If anyone else needs the workaround before salesforce (hopefully) addresses this issue:

 

On the page:

 

<!-- workaround to http://is.gd/8lxy1 -->
<apex:form>
<apex:actionFunction name="ajaxSetClientLoaded" action="{!setClientLoaded}" immediate="true" rerender="DeferredLoad"/>
<script type="text/javascript">var cached_onload = window.onload; window.onload = function() { ajaxSetClientLoaded(); if (cached_onload != null) cached_onload(); }</script>

<apex:outputPanel id="DeferredLoad">
<apex:outputPanel rendered="{!NOT(clientLoaded)}">Loading...</apex:outputPanel>
<apex:outputPanel rendered="{!clientLoaded}">
<!-- end workaround -->

... your deferred page contents here ...

</apex:outputPanel>
</apex:outputPanel>
</apex:form>

 

and on the controller:

 

 

boolean clientLoaded = false;
public boolean getClientLoaded() {
return clientLoaded;
}
public PageReference setClientLoaded() {
clientLoaded = true;
return null;
}

 

 

 

 

 

This was selected as the best answer
stephanstephan

jhart --

 

Thanks for your detailed post on this issue. The behavior you're describing has been around for some time, but there may be some other performance issues that may be exacerabating the situation. I agree that the current "blocking" approach to loading inline VF pages is less than ideal.
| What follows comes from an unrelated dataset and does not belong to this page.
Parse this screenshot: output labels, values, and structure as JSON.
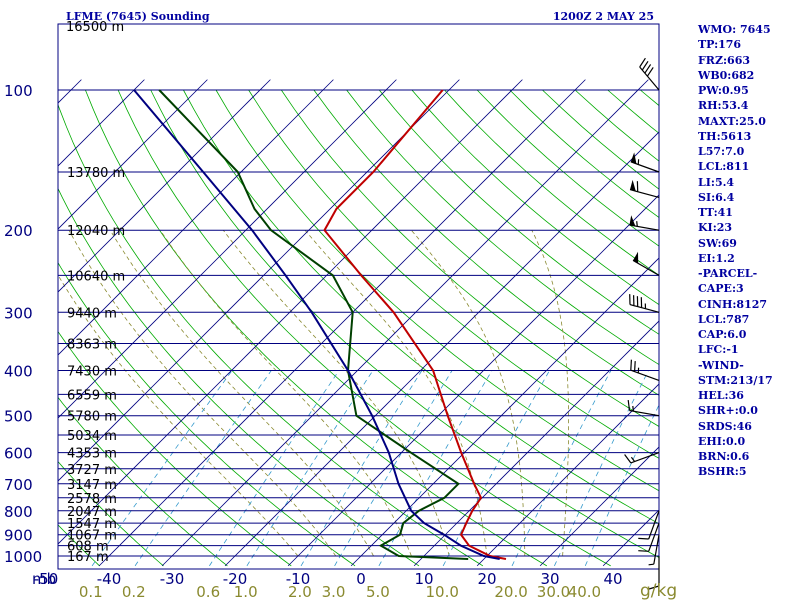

We're looking into alternatives that might instead load the inline VF pages after the parent page has completed loading.

 

...stephan 

CTU007CTU007

I have similar issues.

 

My tabbed opportunity view page (which overrides the standard view button) is very slow to load --- 27 seconds for me with developer mode on, not sure about other users, but I got complaints.

 

 

My post

Message Edited by CTU007 on 02-17-2010 12:16 PM
jhartjhart

Salesforce, is there any place we can look for a discussion about the current performance issues?

 

I know that, after its initial rollout to NA1,NA6,NA7, the rest of the Spring '10 rollout was postponed due to performance issues (although trust.salesforce.com doesn't mention performance anymore, it did when the delay was first announced).  That implies that Spring '10 has performance problems that must be fixed before the rollout can continue.

 

However, the problems I'm seeing are on Winter '10 instances.

 

From what we've heard from our customers, performance has taken a noticeable downturn over the past couple of months.  We're having a hard time helping our customers understand why there has been a nosedive, because we ourselves don't know.  They keep asking us "what did you do?" ... even though they are still running the same version of our package that they have been for months or even years.

 

paul-lmipaul-lmi
I agree here.  You can definitely see the performance lag if you're stuck ussing the SSL servers instead of the CND-caching ones.  We iframe our Force.com Sites content in a site that only uses SSL, and sometimes, the page load time is horrible, but others, it's near-instant.  SF is definitely hitting some growing pains on this front, regardless of the state of teh Spring release.
jhartjhart

Note -

 

In addition to the Visualforce caching / page loading behavior, there is an actual SOQL bug that is the root cause of the bad performance for us.